Rula Halawani: Confused Memories, a Project in Progress

Working as a photographer in a political environment, her work demonstrates a strong relationship between art and politics.

Rula Halawani, Untitled, For My Father (2015). Courtesy of the artist and Ayyam Gallery.

Rula Halawani, Untitled, For My Father (2015). Courtesy of the artist and Ayyam Gallery.

With text by Basak Senova, curator and designer.

“In the summer of 2013 I visited the north of Palestine with my family for the first time since high school. We went to Ras al Naqura next to the Lebanese border, which was one of my favorite places in Palestine as a child,” Halawani reminisces “I stood on top of the hill looking down on the Mediterranean Sea and was shocked at how different it was I could not find my memories of his place. Childhood scenes of the pure sand merging with a sea that seemed to hug the blue skies were not there anymore. The landscape of Palestine that I grew up with is gone.” In this project I’m curating images that symbolize the distorted scene of the traditional landscape of Palestine; I went back to the places I loved during my childhood and photographed what they look like now.

Rula Halawani’s current photography series, For My Father, displays dreamlike landscape of Palestine, with extracted memories from her childhood.

The large-scale photographs, first shown as a ‘project in process, were part of the Jerusalem Show VII; Fractures The exhibition was held in an abandoned venue, Hammam Sitna Mariam, during the Qalandiya Biennial (2014), where visitors followed a map around the Old city to find the location.

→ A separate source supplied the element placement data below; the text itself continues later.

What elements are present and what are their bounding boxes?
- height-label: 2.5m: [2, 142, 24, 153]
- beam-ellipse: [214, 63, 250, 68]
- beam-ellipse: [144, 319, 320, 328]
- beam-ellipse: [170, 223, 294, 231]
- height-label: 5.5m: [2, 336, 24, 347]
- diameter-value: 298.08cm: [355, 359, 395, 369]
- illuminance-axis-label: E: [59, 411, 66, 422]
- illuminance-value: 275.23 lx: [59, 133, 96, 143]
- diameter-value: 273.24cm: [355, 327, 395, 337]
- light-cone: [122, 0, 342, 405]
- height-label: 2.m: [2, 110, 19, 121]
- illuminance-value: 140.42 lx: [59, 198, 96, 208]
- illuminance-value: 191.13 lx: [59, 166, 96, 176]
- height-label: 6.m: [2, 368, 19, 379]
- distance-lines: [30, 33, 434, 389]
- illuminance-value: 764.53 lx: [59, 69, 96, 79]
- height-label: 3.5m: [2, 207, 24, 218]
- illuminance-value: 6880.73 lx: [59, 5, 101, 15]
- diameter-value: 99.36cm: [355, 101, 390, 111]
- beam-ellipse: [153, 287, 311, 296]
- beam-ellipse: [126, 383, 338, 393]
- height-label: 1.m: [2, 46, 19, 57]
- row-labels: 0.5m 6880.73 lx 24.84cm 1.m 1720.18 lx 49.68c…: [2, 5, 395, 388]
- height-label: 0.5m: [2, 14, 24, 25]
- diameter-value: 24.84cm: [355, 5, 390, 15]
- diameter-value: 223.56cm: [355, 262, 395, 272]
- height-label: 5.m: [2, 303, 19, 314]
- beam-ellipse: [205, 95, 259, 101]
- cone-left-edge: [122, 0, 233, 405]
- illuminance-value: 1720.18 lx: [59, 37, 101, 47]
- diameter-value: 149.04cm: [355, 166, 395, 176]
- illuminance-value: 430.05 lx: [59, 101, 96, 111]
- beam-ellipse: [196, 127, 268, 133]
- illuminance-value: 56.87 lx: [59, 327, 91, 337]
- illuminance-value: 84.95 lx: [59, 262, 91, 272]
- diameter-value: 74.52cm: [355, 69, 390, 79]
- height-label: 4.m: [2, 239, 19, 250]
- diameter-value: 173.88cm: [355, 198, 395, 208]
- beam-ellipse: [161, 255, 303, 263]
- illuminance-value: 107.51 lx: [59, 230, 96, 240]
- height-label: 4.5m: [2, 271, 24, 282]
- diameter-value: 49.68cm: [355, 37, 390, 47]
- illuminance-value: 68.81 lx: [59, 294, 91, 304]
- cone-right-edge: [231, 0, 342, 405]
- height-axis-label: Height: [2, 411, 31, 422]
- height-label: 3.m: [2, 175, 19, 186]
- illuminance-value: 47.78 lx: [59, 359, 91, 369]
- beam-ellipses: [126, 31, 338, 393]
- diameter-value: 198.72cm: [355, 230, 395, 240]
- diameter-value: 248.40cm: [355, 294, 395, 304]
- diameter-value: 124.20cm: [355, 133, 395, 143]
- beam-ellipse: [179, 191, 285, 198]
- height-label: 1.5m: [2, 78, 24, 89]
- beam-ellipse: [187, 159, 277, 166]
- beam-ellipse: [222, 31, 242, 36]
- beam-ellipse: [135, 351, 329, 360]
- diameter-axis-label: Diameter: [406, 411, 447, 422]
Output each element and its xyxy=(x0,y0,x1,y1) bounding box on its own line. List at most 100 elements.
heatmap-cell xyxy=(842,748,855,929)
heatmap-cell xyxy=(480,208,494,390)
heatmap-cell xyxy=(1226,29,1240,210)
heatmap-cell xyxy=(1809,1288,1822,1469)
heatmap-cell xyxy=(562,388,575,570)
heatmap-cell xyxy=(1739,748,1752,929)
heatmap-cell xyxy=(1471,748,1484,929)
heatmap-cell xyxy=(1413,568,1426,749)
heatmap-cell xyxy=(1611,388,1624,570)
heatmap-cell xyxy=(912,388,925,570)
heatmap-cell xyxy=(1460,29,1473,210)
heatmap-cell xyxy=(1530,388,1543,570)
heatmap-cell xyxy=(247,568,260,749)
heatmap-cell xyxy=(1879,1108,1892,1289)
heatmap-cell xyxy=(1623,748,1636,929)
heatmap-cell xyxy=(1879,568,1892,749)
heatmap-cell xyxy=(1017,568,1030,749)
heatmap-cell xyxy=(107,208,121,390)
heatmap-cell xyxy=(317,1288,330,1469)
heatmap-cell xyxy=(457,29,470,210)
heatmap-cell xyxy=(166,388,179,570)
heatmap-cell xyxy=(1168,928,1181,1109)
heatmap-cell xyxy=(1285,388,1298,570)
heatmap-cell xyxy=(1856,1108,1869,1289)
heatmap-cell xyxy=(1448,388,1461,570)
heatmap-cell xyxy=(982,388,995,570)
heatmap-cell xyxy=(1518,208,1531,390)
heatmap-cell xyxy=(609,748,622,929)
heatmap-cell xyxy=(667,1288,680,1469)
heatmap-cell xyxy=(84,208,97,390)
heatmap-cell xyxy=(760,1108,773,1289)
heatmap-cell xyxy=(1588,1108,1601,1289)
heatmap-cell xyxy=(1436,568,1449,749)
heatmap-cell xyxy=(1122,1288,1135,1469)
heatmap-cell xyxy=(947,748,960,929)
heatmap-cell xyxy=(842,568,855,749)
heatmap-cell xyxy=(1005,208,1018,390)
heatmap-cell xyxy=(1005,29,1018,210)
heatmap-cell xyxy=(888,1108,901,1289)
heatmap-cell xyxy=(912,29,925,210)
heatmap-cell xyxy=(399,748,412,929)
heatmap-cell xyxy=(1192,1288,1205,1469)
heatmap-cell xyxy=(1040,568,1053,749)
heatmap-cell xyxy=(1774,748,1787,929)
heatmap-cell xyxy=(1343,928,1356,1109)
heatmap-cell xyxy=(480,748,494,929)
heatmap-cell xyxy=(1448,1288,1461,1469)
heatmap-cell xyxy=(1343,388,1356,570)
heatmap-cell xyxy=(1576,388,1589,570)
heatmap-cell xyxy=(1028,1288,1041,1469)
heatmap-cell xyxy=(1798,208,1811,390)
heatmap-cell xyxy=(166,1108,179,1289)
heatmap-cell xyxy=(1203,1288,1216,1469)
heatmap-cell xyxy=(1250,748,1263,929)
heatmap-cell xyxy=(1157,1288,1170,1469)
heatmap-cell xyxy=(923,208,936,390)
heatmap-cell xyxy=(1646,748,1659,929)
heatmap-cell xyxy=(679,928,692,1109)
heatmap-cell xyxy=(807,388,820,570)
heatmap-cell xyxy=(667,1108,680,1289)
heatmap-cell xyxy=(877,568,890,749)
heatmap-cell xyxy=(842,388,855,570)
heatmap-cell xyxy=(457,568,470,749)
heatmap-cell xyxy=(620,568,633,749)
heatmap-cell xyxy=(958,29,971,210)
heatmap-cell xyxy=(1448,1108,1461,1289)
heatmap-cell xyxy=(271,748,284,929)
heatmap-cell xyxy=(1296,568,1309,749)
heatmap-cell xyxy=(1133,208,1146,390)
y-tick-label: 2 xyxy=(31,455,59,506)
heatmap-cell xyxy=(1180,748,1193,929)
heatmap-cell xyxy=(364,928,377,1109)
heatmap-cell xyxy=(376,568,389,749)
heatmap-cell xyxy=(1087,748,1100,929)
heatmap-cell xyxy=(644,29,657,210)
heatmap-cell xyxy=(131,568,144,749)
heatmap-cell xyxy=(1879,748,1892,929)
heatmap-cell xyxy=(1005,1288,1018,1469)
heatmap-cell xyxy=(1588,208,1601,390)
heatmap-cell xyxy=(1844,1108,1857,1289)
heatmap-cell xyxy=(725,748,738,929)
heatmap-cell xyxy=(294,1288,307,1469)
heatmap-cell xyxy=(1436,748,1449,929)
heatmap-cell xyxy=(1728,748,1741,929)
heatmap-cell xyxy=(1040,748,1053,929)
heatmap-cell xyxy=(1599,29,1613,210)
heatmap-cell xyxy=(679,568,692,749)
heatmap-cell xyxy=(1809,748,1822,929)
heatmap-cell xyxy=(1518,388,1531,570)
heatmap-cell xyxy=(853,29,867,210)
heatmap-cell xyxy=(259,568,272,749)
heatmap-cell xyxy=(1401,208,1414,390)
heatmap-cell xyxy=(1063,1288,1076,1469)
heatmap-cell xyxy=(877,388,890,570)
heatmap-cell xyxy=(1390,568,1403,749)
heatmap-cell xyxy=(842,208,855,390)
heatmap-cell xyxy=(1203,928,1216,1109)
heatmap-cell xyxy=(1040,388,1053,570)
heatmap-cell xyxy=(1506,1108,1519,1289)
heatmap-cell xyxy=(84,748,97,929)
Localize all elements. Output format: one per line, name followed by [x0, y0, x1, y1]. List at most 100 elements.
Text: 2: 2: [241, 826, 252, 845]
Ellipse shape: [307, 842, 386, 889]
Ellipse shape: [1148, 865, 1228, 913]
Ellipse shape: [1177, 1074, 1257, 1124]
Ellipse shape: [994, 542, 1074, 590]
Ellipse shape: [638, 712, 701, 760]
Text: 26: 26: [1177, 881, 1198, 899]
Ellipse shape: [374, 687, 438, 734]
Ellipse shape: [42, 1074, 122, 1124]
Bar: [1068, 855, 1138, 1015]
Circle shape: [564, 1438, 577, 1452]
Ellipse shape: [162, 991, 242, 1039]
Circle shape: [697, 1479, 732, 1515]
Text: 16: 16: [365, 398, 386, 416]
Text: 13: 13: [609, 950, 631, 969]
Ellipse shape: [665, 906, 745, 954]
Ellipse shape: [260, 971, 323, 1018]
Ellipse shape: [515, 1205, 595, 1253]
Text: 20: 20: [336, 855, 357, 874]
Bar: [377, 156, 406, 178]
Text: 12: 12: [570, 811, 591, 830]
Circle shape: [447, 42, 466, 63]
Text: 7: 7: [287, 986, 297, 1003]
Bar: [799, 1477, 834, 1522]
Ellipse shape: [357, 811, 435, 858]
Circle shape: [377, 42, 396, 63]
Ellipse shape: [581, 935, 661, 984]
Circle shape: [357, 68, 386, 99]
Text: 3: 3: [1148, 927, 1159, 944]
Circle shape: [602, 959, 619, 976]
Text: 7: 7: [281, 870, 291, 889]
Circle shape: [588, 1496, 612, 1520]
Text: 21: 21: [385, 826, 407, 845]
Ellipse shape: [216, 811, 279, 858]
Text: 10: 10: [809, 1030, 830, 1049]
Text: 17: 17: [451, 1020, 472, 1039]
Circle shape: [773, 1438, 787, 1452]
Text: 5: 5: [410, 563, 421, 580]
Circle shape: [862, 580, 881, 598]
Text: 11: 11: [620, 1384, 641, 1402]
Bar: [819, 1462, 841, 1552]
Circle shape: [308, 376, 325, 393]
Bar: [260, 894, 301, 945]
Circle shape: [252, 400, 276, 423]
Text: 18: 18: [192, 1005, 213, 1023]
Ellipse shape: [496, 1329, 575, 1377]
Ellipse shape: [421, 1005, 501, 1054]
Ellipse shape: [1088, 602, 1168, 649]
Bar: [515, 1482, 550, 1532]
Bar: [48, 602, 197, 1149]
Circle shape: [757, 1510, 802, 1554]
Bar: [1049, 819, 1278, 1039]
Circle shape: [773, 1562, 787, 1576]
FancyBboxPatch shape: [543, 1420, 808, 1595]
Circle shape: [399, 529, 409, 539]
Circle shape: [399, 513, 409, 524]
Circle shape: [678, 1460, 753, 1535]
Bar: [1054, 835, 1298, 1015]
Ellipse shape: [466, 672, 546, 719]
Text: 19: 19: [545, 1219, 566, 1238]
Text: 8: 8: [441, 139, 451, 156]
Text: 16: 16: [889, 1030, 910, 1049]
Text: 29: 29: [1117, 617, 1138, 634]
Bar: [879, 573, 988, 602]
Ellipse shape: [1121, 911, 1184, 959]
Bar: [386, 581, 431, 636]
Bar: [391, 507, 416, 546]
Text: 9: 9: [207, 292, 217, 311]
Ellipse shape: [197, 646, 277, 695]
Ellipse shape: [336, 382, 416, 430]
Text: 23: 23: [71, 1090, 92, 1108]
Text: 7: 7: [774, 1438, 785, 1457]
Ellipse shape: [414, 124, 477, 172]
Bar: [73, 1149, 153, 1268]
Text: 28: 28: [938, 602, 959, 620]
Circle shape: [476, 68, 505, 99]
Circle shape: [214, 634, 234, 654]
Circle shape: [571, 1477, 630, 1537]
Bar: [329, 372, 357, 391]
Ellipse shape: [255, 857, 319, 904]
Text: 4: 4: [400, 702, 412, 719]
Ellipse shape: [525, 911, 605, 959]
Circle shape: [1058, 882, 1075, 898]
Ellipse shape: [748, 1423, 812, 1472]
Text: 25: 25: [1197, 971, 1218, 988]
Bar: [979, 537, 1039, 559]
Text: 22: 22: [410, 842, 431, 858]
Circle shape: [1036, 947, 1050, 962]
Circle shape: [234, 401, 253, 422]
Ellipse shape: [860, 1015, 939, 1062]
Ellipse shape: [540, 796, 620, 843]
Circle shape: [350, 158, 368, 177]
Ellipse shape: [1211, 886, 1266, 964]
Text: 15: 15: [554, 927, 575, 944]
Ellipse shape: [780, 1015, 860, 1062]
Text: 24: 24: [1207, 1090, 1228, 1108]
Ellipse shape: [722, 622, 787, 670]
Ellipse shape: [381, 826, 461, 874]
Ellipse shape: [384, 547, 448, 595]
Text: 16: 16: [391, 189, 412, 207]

Her documentary photographs depict aspects of Palestinian life and have been widely exhibited in Europe, the Middle East, Asia and the USA

Halawani earned her BA in photography from the University of Saskatchewan in Canada before moving to London to complete her MA in photographic Studies at the University of Westminster. As Founder and director of the photographic Unit at Birzeit University in Ramallah, Halawani introduced the first academic training program of its kind in Palestine.

Her art was included in the 2003 and 2005 Sharjah Biennials, the 2007 Thessaloniki Biennial, the 2011 Istanbul Biennial, the Mori Art Museum of Fine Arts (2013), the Houston Fotofest (2014), Jerusalem Show VII: Fractures (2014), and a solo show in London at the Selma Feriani Gallery (2013). Retrospectives of her work have been shown at the Le Botanique, Brussels (2008) and the Al Hosh Gallery, Jerusalem (2009). Halawani lives and works in Jerusalem. 

Her work is included in museum collections such as London’s British Museum and the Victoria & Albert Museum, the Centre Georges Pompidou in Paris and the Khalid Shoman Foundation Darat Al Funun in Jordan.